Avec l’entrée en vigueur progressive du règlement européen sur les marchés de crypto-actifs (MiCA), les acteurs du secteur attendaient avec attention les premières décisions d’agrément des stablecoins. Selon Journal du Coin, seulement trois stablecoins majeurs ont jusqu’ici passé avec succès le filtre imposé par l’Autorité européenne des marchés financiers (AEMF). Cette étape marque une avancée significative dans la régulation des actifs numériques au sein de l’Union européenne, où les exigences de transparence et de stabilité sont désormais strictement encadrées.
Ce qu'il faut retenir
- Trois stablecoins seulement ont obtenu l’agrément MiCA parmi les principaux acteurs du marché.
- L’Autorité européenne des marchés financiers (AEMF) est en charge de l’instruction des dossiers.
- Les exigences portent notamment sur la transparence, la stabilité et la conformité juridique.
- Cette régulation s’inscrit dans le cadre du règlement MiCA, entré en vigueur en phases successives depuis 2024.
- Les acteurs concernés n’ont pas été officiellement nommés dans l’article original.
Un processus d’agrément exigeant sous MiCA
Le règlement MiCA, adopté en 2023 et dont les premières dispositions sont applicables depuis 2024, impose aux émetteurs de stablecoins de se conformer à un cadre réglementaire strict avant de pouvoir opérer librement dans l’espace européen.

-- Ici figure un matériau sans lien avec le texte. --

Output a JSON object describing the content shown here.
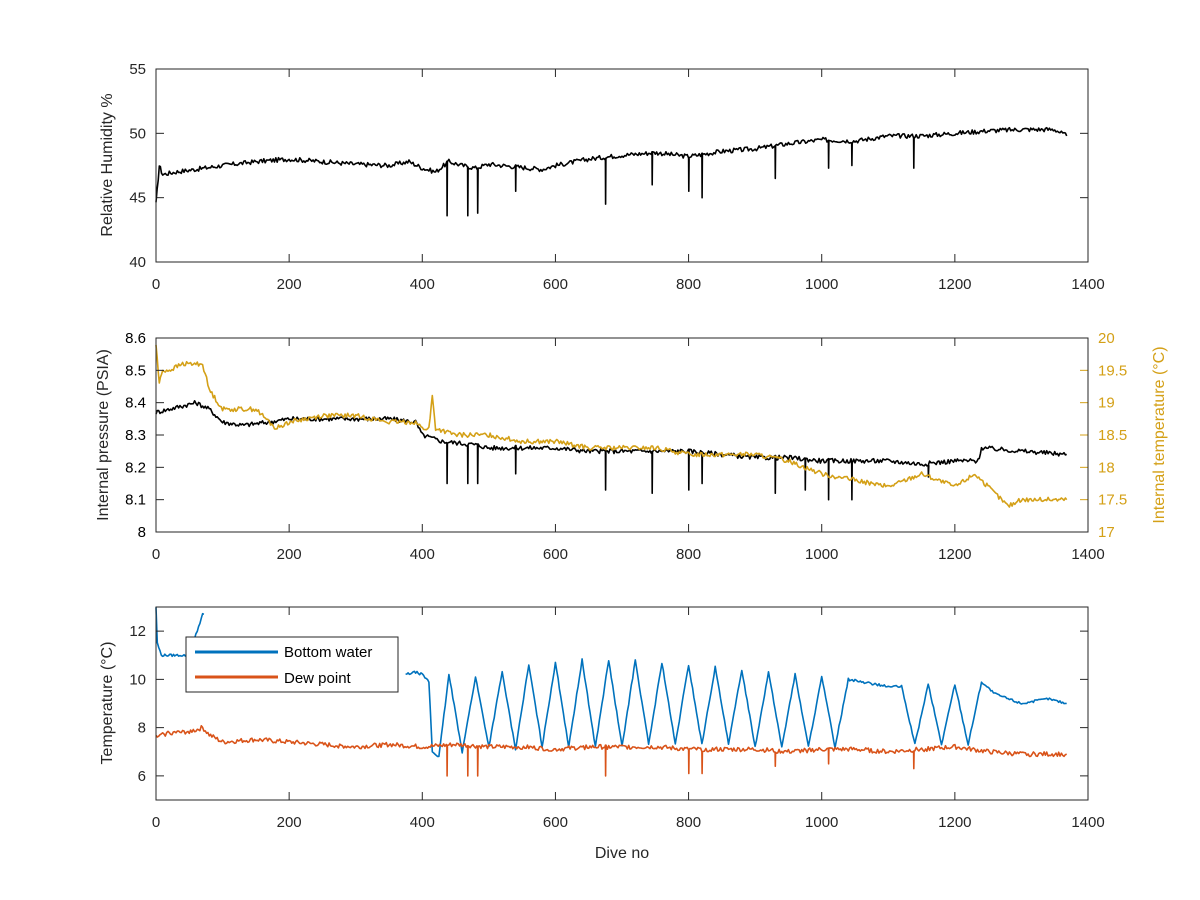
{
  "figure": {
    "xlabel": "Dive no"
  },
  "colors": {
    "axis": "#262626",
    "black_series": "#000000",
    "gold": "#D4A017",
    "blue": "#0072BD",
    "orange": "#D95319"
  },
  "chart_data": [
    {
      "type": "line",
      "xlim": [
        0,
        1400
      ],
      "ylim": [
        40,
        55
      ],
      "xticks": [
        0,
        200,
        400,
        600,
        800,
        1000,
        1200,
        1400
      ],
      "yticks": [
        40,
        45,
        50,
        55
      ],
      "xlabel": "",
      "ylabel": "Relative Humidity %",
      "grid": false,
      "series": [
        {
          "color": "#000000",
          "x": [
            0,
            5,
            10,
            30,
            60,
            100,
            150,
            200,
            250,
            300,
            350,
            380,
            400,
            420,
            440,
            460,
            480,
            500,
            540,
            580,
            600,
            650,
            700,
            750,
            800,
            850,
            900,
            950,
            1000,
            1050,
            1100,
            1150,
            1200,
            1250,
            1300,
            1350,
            1368
          ],
          "y": [
            44.5,
            47.5,
            46.8,
            47.0,
            47.2,
            47.5,
            47.8,
            48.0,
            47.8,
            47.6,
            47.5,
            47.8,
            47.3,
            47.0,
            47.8,
            47.5,
            47.3,
            47.6,
            47.4,
            47.2,
            47.5,
            48.0,
            48.3,
            48.5,
            48.2,
            48.6,
            48.8,
            49.2,
            49.5,
            49.4,
            49.8,
            49.8,
            50.0,
            50.2,
            50.3,
            50.3,
            49.8
          ],
          "spikes": [
            [
              437,
              43.6
            ],
            [
              468,
              43.6
            ],
            [
              483,
              43.8
            ],
            [
              540,
              45.5
            ],
            [
              675,
              44.5
            ],
            [
              745,
              46.0
            ],
            [
              800,
              45.5
            ],
            [
              820,
              45.0
            ],
            [
              930,
              46.5
            ],
            [
              1010,
              47.3
            ],
            [
              1045,
              47.5
            ],
            [
              1138,
              47.3
            ]
          ]
        }
      ]
    },
    {
      "type": "line",
      "xlim": [
        0,
        1400
      ],
      "ylim": [
        8.0,
        8.6
      ],
      "y2lim": [
        17,
        20
      ],
      "xticks": [
        0,
        200,
        400,
        600,
        800,
        1000,
        1200,
        1400
      ],
      "yticks": [
        "8",
        "8.1",
        "8.2",
        "8.3",
        "8.4",
        "8.5",
        "8.6"
      ],
      "y2ticks": [
        "17",
        "17.5",
        "18",
        "18.5",
        "19",
        "19.5",
        "20"
      ],
      "ylabel": "Internal pressure (PSIA)",
      "y2label": "Internal temperature (°C)",
      "grid": false,
      "series": [
        {
          "axis": "left",
          "color": "#000000",
          "x": [
            0,
            20,
            40,
            60,
            80,
            100,
            130,
            170,
            200,
            250,
            300,
            350,
            390,
            400,
            430,
            480,
            500,
            550,
            600,
            650,
            700,
            750,
            800,
            850,
            900,
            950,
            1000,
            1050,
            1100,
            1150,
            1200,
            1235,
            1240,
            1300,
            1368
          ],
          "y": [
            8.37,
            8.38,
            8.39,
            8.4,
            8.38,
            8.34,
            8.33,
            8.34,
            8.35,
            8.35,
            8.35,
            8.35,
            8.34,
            8.3,
            8.28,
            8.27,
            8.26,
            8.26,
            8.26,
            8.25,
            8.25,
            8.25,
            8.25,
            8.24,
            8.23,
            8.23,
            8.22,
            8.22,
            8.22,
            8.21,
            8.22,
            8.22,
            8.26,
            8.25,
            8.24
          ],
          "spikes": [
            [
              437,
              8.15
            ],
            [
              468,
              8.15
            ],
            [
              483,
              8.15
            ],
            [
              540,
              8.18
            ],
            [
              675,
              8.13
            ],
            [
              745,
              8.12
            ],
            [
              800,
              8.13
            ],
            [
              820,
              8.15
            ],
            [
              930,
              8.12
            ],
            [
              975,
              8.13
            ],
            [
              1010,
              8.1
            ],
            [
              1045,
              8.1
            ],
            [
              1160,
              8.17
            ]
          ]
        },
        {
          "axis": "right",
          "color": "#D4A017",
          "x": [
            0,
            5,
            10,
            20,
            40,
            60,
            70,
            80,
            100,
            150,
            180,
            200,
            250,
            300,
            350,
            390,
            400,
            410,
            415,
            420,
            450,
            500,
            550,
            600,
            650,
            700,
            750,
            800,
            850,
            900,
            950,
            1000,
            1050,
            1100,
            1150,
            1200,
            1230,
            1250,
            1280,
            1300,
            1350,
            1368
          ],
          "y": [
            19.9,
            19.3,
            19.5,
            19.5,
            19.6,
            19.6,
            19.6,
            19.2,
            18.9,
            18.9,
            18.6,
            18.7,
            18.8,
            18.8,
            18.7,
            18.7,
            18.6,
            18.6,
            19.1,
            18.6,
            18.5,
            18.5,
            18.4,
            18.4,
            18.3,
            18.3,
            18.3,
            18.2,
            18.2,
            18.2,
            18.1,
            17.9,
            17.8,
            17.7,
            17.9,
            17.7,
            17.9,
            17.7,
            17.4,
            17.5,
            17.5,
            17.5
          ]
        }
      ]
    },
    {
      "type": "line",
      "xlim": [
        0,
        1400
      ],
      "ylim": [
        5,
        13
      ],
      "xticks": [
        0,
        200,
        400,
        600,
        800,
        1000,
        1200,
        1400
      ],
      "yticks": [
        6,
        8,
        10,
        12
      ],
      "xlabel": "Dive no",
      "ylabel": "Temperature (°C)",
      "grid": false,
      "legend": {
        "location": "top-left",
        "entries": [
          "Bottom water",
          "Dew point"
        ]
      },
      "series": [
        {
          "name": "Bottom water",
          "color": "#0072BD",
          "x": [
            0,
            2,
            8,
            15,
            30,
            50,
            70,
            72
          ],
          "y": [
            13.0,
            11.5,
            11.0,
            11.0,
            11.0,
            11.0,
            12.7,
            12.7
          ]
        },
        {
          "name": "Bottom water",
          "color": "#0072BD",
          "x": [
            375,
            390,
            400,
            410,
            415,
            425,
            440,
            460,
            480,
            500,
            520,
            540,
            560,
            580,
            600,
            620,
            640,
            660,
            680,
            700,
            720,
            740,
            760,
            780,
            800,
            820,
            840,
            860,
            880,
            900,
            920,
            940,
            960,
            980,
            1000,
            1020,
            1040,
            1060,
            1080,
            1100,
            1120,
            1140,
            1160,
            1180,
            1200,
            1220,
            1240,
            1260,
            1280,
            1300,
            1320,
            1340,
            1368
          ],
          "y": [
            10.2,
            10.3,
            10.2,
            9.9,
            7.0,
            6.8,
            10.2,
            7.0,
            10.1,
            7.2,
            10.3,
            7.1,
            10.6,
            7.2,
            10.7,
            7.2,
            10.8,
            7.2,
            10.8,
            7.2,
            10.8,
            7.3,
            10.7,
            7.3,
            10.6,
            7.3,
            10.5,
            7.3,
            10.4,
            7.2,
            10.3,
            7.2,
            10.2,
            7.2,
            10.1,
            7.2,
            10.0,
            9.9,
            9.8,
            9.7,
            9.7,
            7.3,
            9.8,
            7.3,
            9.8,
            7.3,
            9.9,
            9.4,
            9.2,
            9.0,
            9.1,
            9.2,
            9.0
          ]
        },
        {
          "name": "Dew point",
          "color": "#D95319",
          "x": [
            0,
            20,
            40,
            60,
            70,
            80,
            100,
            150,
            200,
            250,
            300,
            350,
            400,
            450,
            500,
            550,
            600,
            650,
            700,
            750,
            800,
            850,
            900,
            950,
            1000,
            1050,
            1100,
            1150,
            1200,
            1250,
            1300,
            1350,
            1368
          ],
          "y": [
            7.6,
            7.8,
            7.8,
            7.9,
            8.0,
            7.7,
            7.4,
            7.5,
            7.4,
            7.3,
            7.2,
            7.3,
            7.2,
            7.3,
            7.2,
            7.2,
            7.1,
            7.2,
            7.2,
            7.2,
            7.1,
            7.1,
            7.1,
            7.0,
            7.1,
            7.1,
            7.0,
            7.1,
            7.2,
            7.0,
            6.9,
            6.9,
            6.9
          ],
          "spikes": [
            [
              437,
              6.0
            ],
            [
              468,
              6.0
            ],
            [
              483,
              6.0
            ],
            [
              675,
              6.0
            ],
            [
              800,
              6.1
            ],
            [
              820,
              6.1
            ],
            [
              930,
              6.4
            ],
            [
              1010,
              6.5
            ],
            [
              1138,
              6.3
            ]
          ]
        }
      ]
    }
  ]
}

Parmi les critères retenus, figurent la transparence des réserves, la stabilité des mécanismes de rachat et la conformité aux règles anti-blanchiment. Seuls les acteurs capables de démontrer leur solidité financière et leur résilience face aux chocs de marché peuvent espérer obtenir l’agrément de l’AEMF.
Cette première vague d’agréments, bien que limitée à trois stablecoins, envoie un signal fort aux marchés. Elle confirme la volonté de l’UE de structurer un secteur encore jeune, tout en protégeant les investisseurs contre les risques systémiques. « Les émetteurs doivent désormais prouver leur capacité à maintenir un ancrage efficace à leur actif de référence, qu’il s’agisse du dollar ou d’une autre monnaie fiduciaire », précise un porte-parole de l’AEMF cité par Journal du Coin.
Des acteurs majeurs encore en attente de validation
Parmi les stablecoins les plus connus, certains n’ont pas encore franchi le pas. Le sort réservé à des actifs comme USDT, USDC ou encore DAI reste incertain, ces derniers faisant l’objet d’échanges et de discussions avec les régulateurs. Pour ces projets, l’obtention de l’agrément MiCA pourrait prendre plusieurs mois, voire davantage, en fonction de la complexité de leurs mécanismes et de leur structure juridique.
Certains observateurs soulignent que la lenteur du processus pourrait créer des déséquilibres concurrentiels. « Les acteurs déjà bien établis disposent d’équipes juridiques et financières capables de répondre aux exigences, ce qui n’est pas nécessairement le cas des plus petits projets », explique un expert en régulation interrogé par Journal du Coin. Cette situation pourrait à terme favoriser la concentration du marché autour de quelques acteurs agréés.
« L’agrément MiCA n’est pas une simple formalité. Il s’agit d’une certification de conformité qui garantit la stabilité et la sécurité des utilisateurs. Les émetteurs doivent fournir des preuves tangibles de leur solvabilité et de leur résilience. »
— Un responsable de l’AEMF, cité par Journal du Coin
Les réactions des acteurs du secteur restent pour l’instant mesurées. Plusieurs associations professionnelles ont indiqué qu’elles suivraient de près l’évolution des agréments, tout en rappelant l’importance de préserver l’innovation dans un cadre sécurisé. Reste à voir si cette régulation, bien que nécessaire, n’aura pas pour effet d’étouffer certaines initiatives locales au profit des géants internationaux déjà bien positionnés.
L’article original de Journal du Coin ne précise pas les noms des trois stablecoins ayant obtenu l’agrément MiCA. Seuls les critères d’éligibilité et le nombre de projets validés sont mentionnés.